(July, 2013)
Soccer fanaticism in Brazil reached dangerously high levels when a mob attacked and murdered a referee following an argument with a player. Their argument turned into a fist fight and the referee fatally stabbed the player with a knife he had been carrying throughout the match. The spectators then rushed onto the field and proceeded to tie up, beat, and stone the referee to death, after which they quartered his body and put the severed head on a stake and stuck it in the middle of the field.
A suspect has been arrested.
Medieval English kings didn’t mess around. You messed with them, they made a mess out of you. High treason wasn’t something let off lightly. The drawing and quartering began with the guilty part trussed up, tied to a board and dragged by a horse through the streets to the place of execution. Sometimes a priest followed, chastising, or a crowd would join in with stones and whips. Once at the gallows the traitor would be hanged till not quite dead, then revived. His genitalia would be lopped off and the entrails removed slowly through an incision in the gut, after which they were burned so he could watch. Then the victim was beheaded, and his heart cut out and also burned. The quartering was an anticlimactic chopping the headless corpse into four pieces, The pieces and the head were then parboiled, put on stakes and displayed in various places around the city as proof that treason does not pay. That would have been the birds’ favorite part. The people were most fond of the disemboweling, apparently, as that is when the victim would howl most vividly.
This didn’t happen often. High treason was a relative rarity, and even when it did, the guilty were often spared the supreme penalty. Simple beheadings were a sign of royal favor. The king liked you, even if you tried to kill him. You had to be some kind of real bastard to be drawn and quartered.
Even then, however, the full sentence could not always be carried out. As often as not, the crowd was cheated when the victim died before decapitation. I think Guy Fawkes managed to leap from the gallows and break his neck. Some one else managed to spit in the Royal Disemboweler’s face who then decapitated him in a fit of piqué. You can imagine the crowd’s disappointment.
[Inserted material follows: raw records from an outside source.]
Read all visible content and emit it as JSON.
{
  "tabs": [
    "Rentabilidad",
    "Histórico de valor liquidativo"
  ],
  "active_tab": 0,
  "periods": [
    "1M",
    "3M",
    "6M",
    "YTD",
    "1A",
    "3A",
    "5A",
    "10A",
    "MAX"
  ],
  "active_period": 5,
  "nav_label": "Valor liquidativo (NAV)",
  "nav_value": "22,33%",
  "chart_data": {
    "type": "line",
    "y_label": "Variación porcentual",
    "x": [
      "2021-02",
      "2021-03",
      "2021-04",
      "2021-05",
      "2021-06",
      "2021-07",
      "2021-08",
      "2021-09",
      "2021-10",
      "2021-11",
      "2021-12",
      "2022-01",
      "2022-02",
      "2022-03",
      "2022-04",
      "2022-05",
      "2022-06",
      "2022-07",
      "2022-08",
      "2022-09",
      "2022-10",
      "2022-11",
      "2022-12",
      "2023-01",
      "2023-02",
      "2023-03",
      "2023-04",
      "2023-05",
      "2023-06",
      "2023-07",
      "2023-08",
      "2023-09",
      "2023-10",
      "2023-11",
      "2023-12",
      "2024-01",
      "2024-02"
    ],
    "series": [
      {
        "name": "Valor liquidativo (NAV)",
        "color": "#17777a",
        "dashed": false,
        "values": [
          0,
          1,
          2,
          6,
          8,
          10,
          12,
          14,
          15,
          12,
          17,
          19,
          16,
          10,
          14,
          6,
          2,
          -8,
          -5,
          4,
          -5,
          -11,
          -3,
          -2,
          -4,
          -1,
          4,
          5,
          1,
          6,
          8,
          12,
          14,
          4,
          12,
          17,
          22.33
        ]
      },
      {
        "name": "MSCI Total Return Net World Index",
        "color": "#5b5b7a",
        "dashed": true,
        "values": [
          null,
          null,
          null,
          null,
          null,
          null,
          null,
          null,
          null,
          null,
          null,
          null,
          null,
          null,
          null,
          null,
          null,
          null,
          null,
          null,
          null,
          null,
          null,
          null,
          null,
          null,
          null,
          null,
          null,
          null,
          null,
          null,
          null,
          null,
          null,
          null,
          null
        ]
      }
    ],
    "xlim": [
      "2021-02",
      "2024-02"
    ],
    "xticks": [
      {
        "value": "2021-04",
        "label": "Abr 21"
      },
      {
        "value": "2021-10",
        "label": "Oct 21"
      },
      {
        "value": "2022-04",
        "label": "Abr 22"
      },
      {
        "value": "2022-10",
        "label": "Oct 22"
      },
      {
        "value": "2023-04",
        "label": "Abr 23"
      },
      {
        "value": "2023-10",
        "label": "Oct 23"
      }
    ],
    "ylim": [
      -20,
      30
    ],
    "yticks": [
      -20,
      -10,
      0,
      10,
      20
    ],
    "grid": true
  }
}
Drawing and quartering was not purely part of the English legal tradition. In fact, I imagine a survey of legal systems all over the world would find examples, both judicial and extra-judicial. I know that as far back as twenty-three centuries ago the Chinese meted it out to especially deserving characters. Being practical, the Chinese would dispense with the preliminaries and go straight to the quartering. The limbs were each attached to a chariot or ox cart. I imagine the latter was slower. This is how my hero, Lao Ai, met his end. He was sundered into four parts in one messy moment, and then his grandparents, parents, uncles (and their spouses), siblings (and their spouses), grandchildren and children were all executed by some means or another. Zu zhu, they called it, “family execution”. We know of it as the nine familial exterminations, or execution to the ninth degree. Basically the idea being to annihilate the guilty party’s entire extended family. The fact that his blood aunts were excused is a fluke of Chinese patrilineal kinship. When a woman married she becomes a member of her husband’s family. Which came in handy when a no good nephew managed to get himself convicted of high treason.
Had the ancient Chinese been hip to mitochondrial DNA the aunts would never have been passed up. No matter how thorough your zu zhu, wiping out scores of people for the behavior of one rotten apple, some of that apple’s genes were carried on through those aunts. The family survived, genetically anyway, and the joke was on the emperor. Perhaps some of Lao Ai’s characteristics are hanging about even today.
Actually the simple dismemberment by quarters was refined by one legendary reformer in the third century B.C. He codified into law a five pointed judicial dismemberment that had a horse (or ox) for each limb, plus one for the head. It was so effective it was used on him when he ran afoul of the bureaucracy and the emperor had him executed. His family was done away with as well, out to the ninth degree. If his mother had any sisters, though, some genes slipped by unnoticed. Who knows what they developed into later. Maybe another troublemaker. We can only hope.
In medieval England, however, there was no such extended familycide coded into law. It might have happened on occasion, but to ninth degree? Unlikely. I can’t see how it would have been managed. Unlike China, where the offspring tended to stay near the family village, in England primogeniture meant that the younger sons had to go far afield to make their fortune. Some might try looting some foreign land, but most would marry daughters who could cough up a hefty dowry. A crazy quilt of family relationships resulted, the nobility all related to each other somehow. Try executing someone to the ninth degree and you could have half of Europe wanting revenge. Best to just draw and quarter the traitor and leave the extended family out of it.
But then our poor Brazilian referee wasn’t somebody, he was just another nobody. Just some kid with a knife refereeing a futbol game. He orders some guy off the field for some egregious foul, the guy says he ain’t going. An argument ensues, then a tussle, out comes the knife, down goes the player. The knife victim’s family and friends pour onto the field, grab the referee, and apparently tie him to a stake, stone him to death, machete and chop off his limbs, then his head, which they mount on the stake as a triumph, I imagine, and a warning to others with knives and perhaps to referees in general. Barbaric but effective. On the other hand, they forfeited the game. Xangô can be cruel, but just.